10/10
This absurd comedy had to convince me...and somehow it did
23 January 2006
When Anchorman came into theaters, I avoided it like a dead sewer rat. When it came onto HBO, I pretended it didn't exist. In fact, I would not have even LOOKED at it had my remote control not stuck on the stupid channel. So I watched a few minutes. I didn't laugh. I wasn't surprised.

Then one day, surfing the premium movie channels, I was thoroughly unimpressed by the offerings. So I turned on Anchorman, about 5 minutes in. For the next hour and a half, I proceeded to laugh hysterically. Scene after scene, line after line, I found new reasons to laugh. By the end, I could hardly breathe.

Unconvinced that I had stumbled upon a a re-watchable movie, I tested and retested it over and over. And over. Result confirmed.

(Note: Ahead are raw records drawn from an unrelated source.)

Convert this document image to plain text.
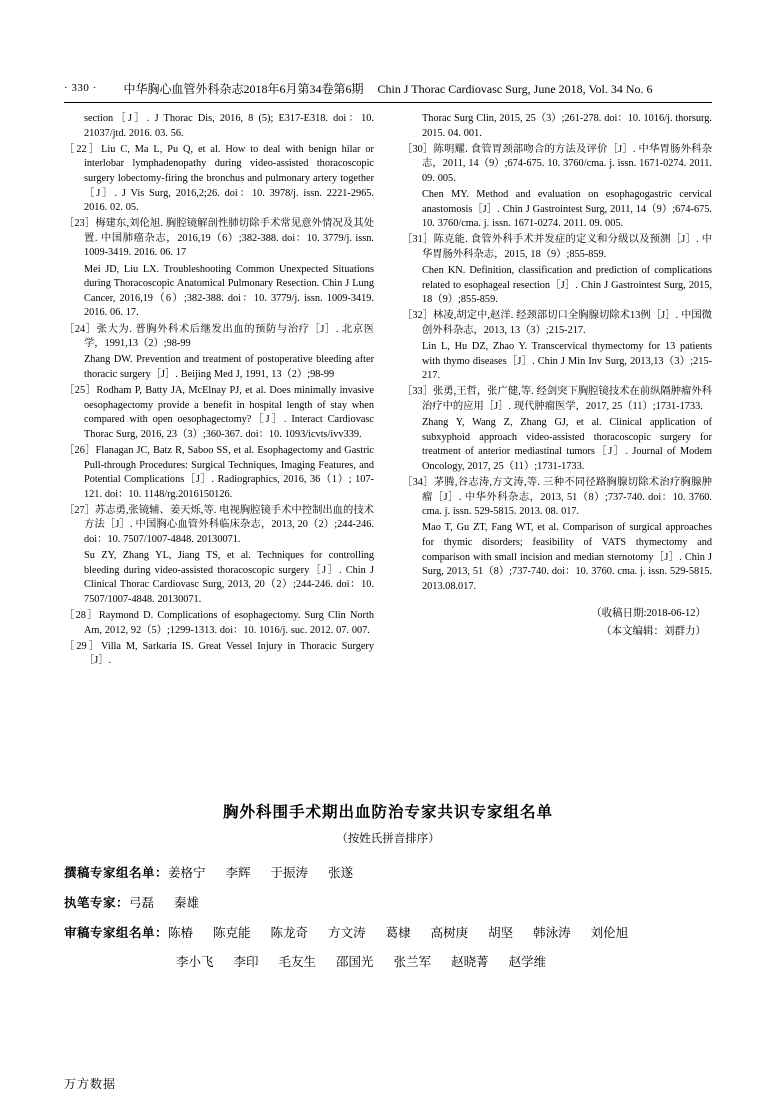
· 330 · 中华胸心血管外科杂志2018年6月第34卷第6期 Chin J Thorac Cardiovasc Surg, June 2018, Vol. 34 No. 6
section［J］. J Thorac Dis, 2016, 8 (5); E317-E318. doi：10. 21037/jtd. 2016. 03. 56.
［22］Liu C, Ma L, Pu Q, et al. How to deal with benign hilar or interlobar lymphadenopathy during video-assisted thoracoscopic surgery lobectomy-firing the bronchus and pulmonary artery together［J］. J Vis Surg, 2016,2;26. doi：10. 3978/j. issn. 2221-2965. 2016. 02. 05.
［23］梅建东,刘伦旭. 胸腔镜解剖性肺切除手术常见意外情况及其处置. 中国肺癌杂志，2016,19（6）;382-388. doi：10. 3779/j. issn. 1009-3419. 2016. 06. 17
Mei JD, Liu LX. Troubleshooting Common Unexpected Situations during Thoracoscopic Anatomical Pulmonary Resection. Chin J Lung Cancer, 2016,19（6）;382-388. doi：10. 3779/j. issn. 1009-3419. 2016. 06. 17.
［24］张大为. 普胸外科术后继发出血的预防与治疗［J］. 北京医学，1991,13（2）;98-99
Zhang DW. Prevention and treatment of postoperative bleeding after thoracic surgery［J］. Beijing Med J, 1991, 13（2）;98-99
［25］Rodham P, Batty JA, McElnay PJ, et al. Does minimally invasive oesophagectomy provide a benefit in hospital length of stay when compared with open oesophagectomy?［J］. Interact Cardiovasc Thorac Surg, 2016, 23（3）;360-367. doi：10. 1093/icvts/ivv339.
［26］Flanagan JC, Batz R, Saboo SS, et al. Esophagectomy and Gastric Pull-through Procedures: Surgical Techniques, Imaging Features, and Potential Complications［J］. Radiographics, 2016, 36（1）; 107-121. doi：10. 1148/rg.2016150126.
［27］苏志勇,张镜辅、姜天烁,等. 电视胸腔镜手术中控制出血的技术方法［J］. 中国胸心血管外科临床杂志，2013, 20（2）;244-246. doi：10. 7507/1007-4848. 20130071.
Su ZY, Zhang YL, Jiang TS, et al. Techniques for controlling bleeding during video-assisted thoracoscopic surgery［J］. Chin J Clinical Thorac Cardiovasc Surg, 2013, 20（2）;244-246. doi：10. 7507/1007-4848. 20130071.
［28］Raymond D. Complications of esophagectomy. Surg Clin North Am, 2012, 92（5）;1299-1313. doi：10. 1016/j. suc. 2012. 07. 007.
［29］Villa M, Sarkaria IS. Great Vessel Injury in Thoracic Surgery［J］.
Thorac Surg Clin, 2015, 25（3）;261-278. doi：10. 1016/j. thorsurg. 2015. 04. 001.
［30］陈明耀. 食管胃颈部吻合的方法及评价［J］. 中华胃肠外科杂志，2011, 14（9）;674-675. 10. 3760/cma. j. issn. 1671-0274. 2011. 09. 005.
Chen MY. Method and evaluation on esophagogastric cervical anastomosis［J］. Chin J Gastrointest Surg, 2011, 14（9）;674-675. 10. 3760/cma. j. issn. 1671-0274. 2011. 09. 005.
［31］陈克能. 食管外科手术并发症的定义和分级以及预测［J］. 中华胃肠外科杂志，2015, 18（9）;855-859.
Chen KN. Definition, classification and prediction of complications related to esophageal resection［J］. Chin J Gastrointest Surg, 2015, 18（9）;855-859.
［32］林凌,胡定中,赵洋. 经颈部切口全胸腺切除术13例［J］. 中国微创外科杂志，2013, 13（3）;215-217.
Lin L, Hu DZ, Zhao Y. Transcervical thymectomy for 13 patients with thymo diseases［J］. Chin J Min Inv Surg, 2013,13（3）;215-217.
［33］张勇,王哲，张广健,等. 经剑突下胸腔镜技术在前纵隔肿瘤外科治疗中的应用［J］. 现代肿瘤医学，2017, 25（11）;1731-1733.
Zhang Y, Wang Z, Zhang GJ, et al. Clinical application of subxyphoid approach video-assisted thoracoscopic surgery for treatment of anterior mediastinal tumors［J］. Journal of Modem Oncology, 2017, 25（11）;1731-1733.
［34］茅腾,谷志涛,方文涛,等. 三种不同径路胸腺切除术治疗胸腺肿瘤［J］. 中华外科杂志，2013, 51（8）;737-740. doi：10. 3760. cma. j. issn. 529-5815. 2013. 08. 017.
Mao T, Gu ZT, Fang WT, et al. Comparison of surgical approaches for thymic disorders; feasibility of VATS thymectomy and comparison with small incision and median sternotomy［J］. Chin J Surg, 2013, 51（8）;737-740. doi：10. 3760. cma. j. issn. 529-5815. 2013.08.017.
（收稿日期:2018-06-12）
（本文编辑：刘群力）
胸外科围手术期出血防治专家共识专家组名单
（按姓氏拼音排序）
撰稿专家组名单： 姜格宁 李辉 于振涛 张遂
执笔专家： 弓磊 秦雄
审稿专家组名单： 陈椿 陈克能 陈龙奇 方文涛 葛棣 高树庚 胡坚 韩泳涛 刘伦旭
李小飞 李印 毛友生 邵国光 张兰军 赵晓菁 赵学维
万方数据
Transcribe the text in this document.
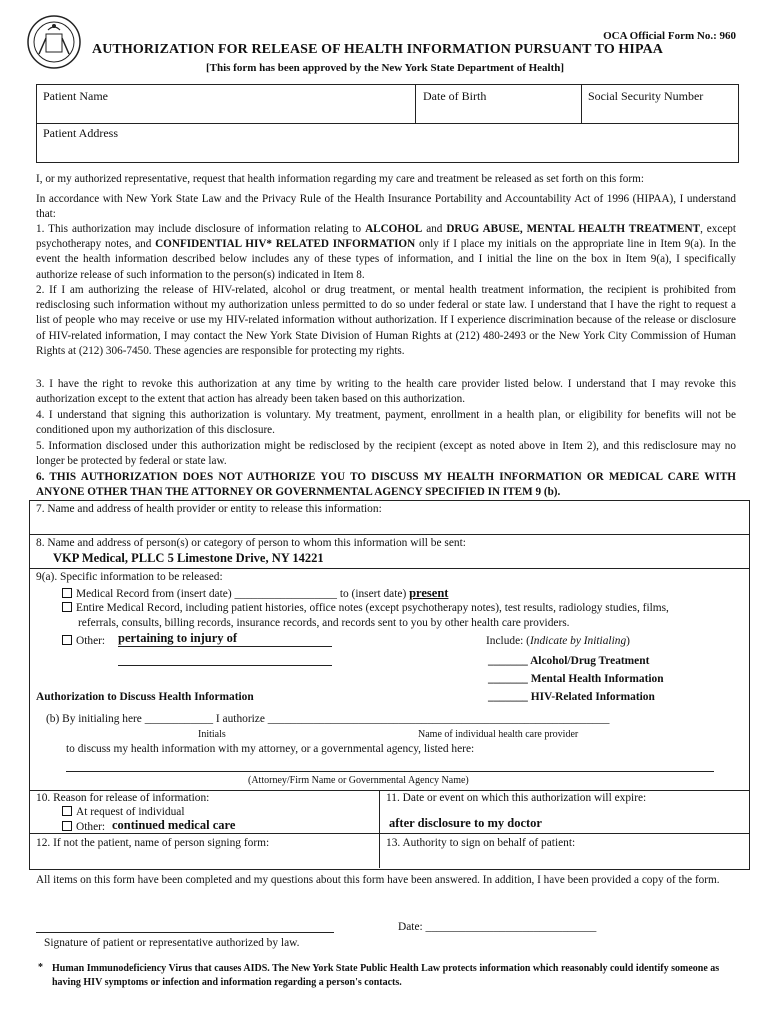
OCA Official Form No.: 960
AUTHORIZATION FOR RELEASE OF HEALTH INFORMATION PURSUANT TO HIPAA
[This form has been approved by the New York State Department of Health]
Patient Name	Date of Birth	Social Security Number
Patient Address
I, or my authorized representative, request that health information regarding my care and treatment be released as set forth on this form:
In accordance with New York State Law and the Privacy Rule of the Health Insurance Portability and Accountability Act of 1996 (HIPAA), I understand that:
1. This authorization may include disclosure of information relating to ALCOHOL and DRUG ABUSE, MENTAL HEALTH TREATMENT, except psychotherapy notes, and CONFIDENTIAL HIV* RELATED INFORMATION only if I place my initials on the appropriate line in Item 9(a). In the event the health information described below includes any of these types of information, and I initial the line on the box in Item 9(a), I specifically authorize release of such information to the person(s) indicated in Item 8.
2. If I am authorizing the release of HIV-related, alcohol or drug treatment, or mental health treatment information, the recipient is prohibited from redisclosing such information without my authorization unless permitted to do so under federal or state law. I understand that I have the right to request a list of people who may receive or use my HIV-related information without authorization. If I experience discrimination because of the release or disclosure of HIV-related information, I may contact the New York State Division of Human Rights at (212) 480-2493 or the New York City Commission of Human Rights at (212) 306-7450. These agencies are responsible for protecting my rights.
3. I have the right to revoke this authorization at any time by writing to the health care provider listed below. I understand that I may revoke this authorization except to the extent that action has already been taken based on this authorization.
4. I understand that signing this authorization is voluntary. My treatment, payment, enrollment in a health plan, or eligibility for benefits will not be conditioned upon my authorization of this disclosure.
5. Information disclosed under this authorization might be redisclosed by the recipient (except as noted above in Item 2), and this redisclosure may no longer be protected by federal or state law.
6. THIS AUTHORIZATION DOES NOT AUTHORIZE YOU TO DISCUSS MY HEALTH INFORMATION OR MEDICAL CARE WITH ANYONE OTHER THAN THE ATTORNEY OR GOVERNMENTAL AGENCY SPECIFIED IN ITEM 9 (b).
7. Name and address of health provider or entity to release this information:
8. Name and address of person(s) or category of person to whom this information will be sent:
VKP Medical, PLLC 5 Limestone Drive, NY 14221
9(a). Specific information to be released:
Medical Record from (insert date) __________________ to (insert date) present
Entire Medical Record, including patient histories, office notes (except psychotherapy notes), test results, radiology studies, films,
referrals, consults, billing records, insurance records, and records sent to you by other health care providers.
Other: pertaining to injury of	Include: (Indicate by Initialing)
_______ Alcohol/Drug Treatment
_______ Mental Health Information
_______ HIV-Related Information
Authorization to Discuss Health Information
(b) By initialing here ____________ I authorize ____________________________________________________________
Initials	Name of individual health care provider
to discuss my health information with my attorney, or a governmental agency, listed here:
(Attorney/Firm Name or Governmental Agency Name)
10. Reason for release of information:
At request of individual
Other: continued medical care
11. Date or event on which this authorization will expire:
after disclosure to my doctor
12. If not the patient, name of person signing form:	13. Authority to sign on behalf of patient:
All items on this form have been completed and my questions about this form have been answered. In addition, I have been provided a copy of the form.
Signature of patient or representative authorized by law.
Date: ______________________________
* Human Immunodeficiency Virus that causes AIDS. The New York State Public Health Law protects information which reasonably could identify someone as having HIV symptoms or infection and information regarding a person's contacts.
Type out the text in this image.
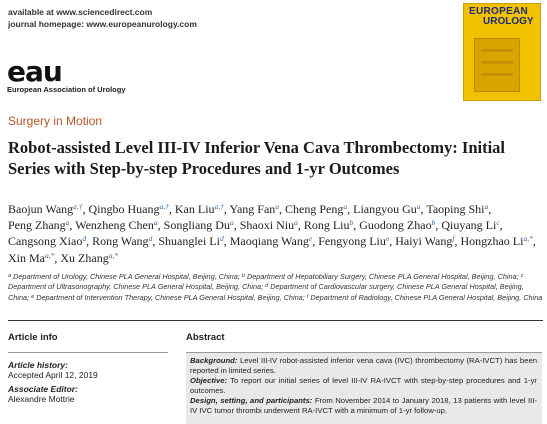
available at www.sciencedirect.com
journal homepage: www.europeanurology.com
EUROPEAN
UROLOGY
eau
European Association of Urology
Surgery in Motion
Robot-assisted Level III-IV Inferior Vena Cava Thrombectomy: Initial Series with Step-by-step Procedures and 1-yr Outcomes
Baojun Wang$^{a,\dagger}$, Qingbo Huang$^{a,\dagger}$, Kan Liu$^{a,\dagger}$, Yang Fan$^a$, Cheng Peng$^a$, Liangyou Gu$^a$, Taoping Shi$^a$, Peng Zhang$^a$, Wenzheng Chen$^a$, Songliang Du$^a$, Shaoxi Niu$^a$, Rong Liu$^b$, Guodong Zhao$^b$, Qiuyang Li$^c$, Cangsong Xiao$^d$, Rong Wang$^d$, Shuanglei Li$^d$, Maoqiang Wang$^e$, Fengyong Liu$^e$, Haiyi Wang$^f$, Hongzhao $Li^{a,*}$, Xin $Ma^{a,*}$, Xu Zhang$^{a,*}$
$^a$ Department of Urology, Chinese PLA General Hospital, Beijing, China; $^b$ Department of Hepatobiliary Surgery, Chinese PLA General Hospital, Beijing, China; $^c$ Department of Ultrasonography, Chinese PLA General Hospital, Beijing, China; $^d$ Department of Cardiovascular surgery, Chinese PLA General Hospital, Beijing, China; $^e$ Department of Intervention Therapy, Chinese PLA General Hospital, Beijing, China; $^f$ Department of Radiology, Chinese PLA General Hospital, Beijing, China
Article info
Article history:
Accepted April 12, 2019
Associate Editor:
Alexandre Mottrie
Abstract

Background: Level III-IV robot-assisted inferior vena cava (IVC) thrombectomy (RA-IVCT) has been reported in limited series.

Objective: To report our initial series of level III-IV RA-IVCT with step-by-step procedures and 1-yr outcomes.

Design, setting, and participants: From November 2014 to January 2018, 13 patients with level III-IV IVC tumor thrombi underwent RA-IVCT with a minimum of 1-yr follow-up.
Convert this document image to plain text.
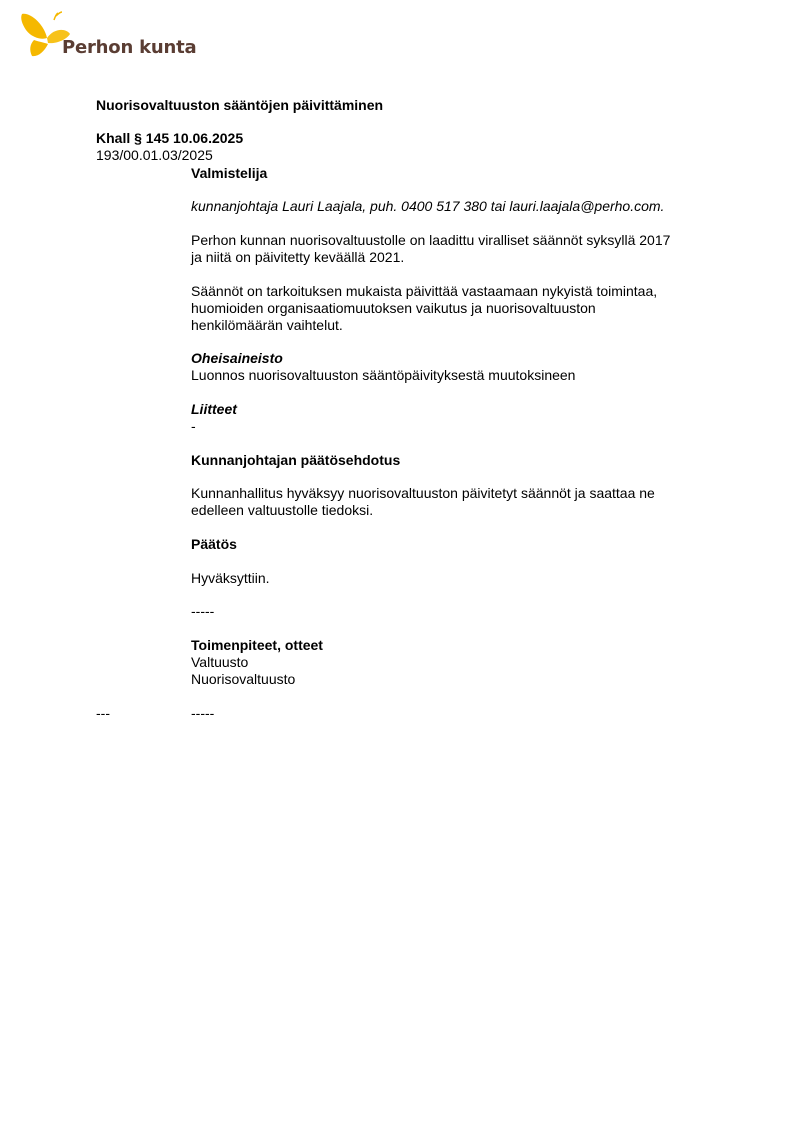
Perhon kunta
Nuorisovaltuuston sääntöjen päivittäminen
Khall § 145 10.06.2025
193/00.01.03/2025
Valmistelija
kunnanjohtaja Lauri Laajala, puh. 0400 517 380 tai lauri.laajala@perho.com.
Perhon kunnan nuorisovaltuustolle on laadittu viralliset säännöt syksyllä 2017
ja niitä on päivitetty keväällä 2021.
Säännöt on tarkoituksen mukaista päivittää vastaamaan nykyistä toimintaa,
huomioiden organisaatiomuutoksen vaikutus ja nuorisovaltuuston
henkilömäärän vaihtelut.
Oheisaineisto
Luonnos nuorisovaltuuston sääntöpäivityksestä muutoksineen
Liitteet
-
Kunnanjohtajan päätösehdotus
Kunnanhallitus hyväksyy nuorisovaltuuston päivitetyt säännöt ja saattaa ne
edelleen valtuustolle tiedoksi.
Päätös
Hyväksyttiin.
-----
Toimenpiteet, otteet
Valtuusto
Nuorisovaltuusto
---	-----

Anchorman tells a simple story: acclaimed (and consequently arrogant) news anchor Ron Burgundy is forced to adapt when an attractive new female member of the Channel 4 news team (Applegate) begins changing the way he and his quirky news team work. That's it. This story is predictable, prescription-esquire, boring. But Anchorman does not draw it's strength from story. It draws from the hilarious situations. It draws from randomness. It draws from brief--but memorable--cameos. It draws from those 100 or so unforgettable one-liners.

That is, if you're looking for cinema, for a fine work of craftsmanship, a eloquent script, and an Oscar nomination, go watch a FILM. If you find randomness hilarious, then watch this MOVIE.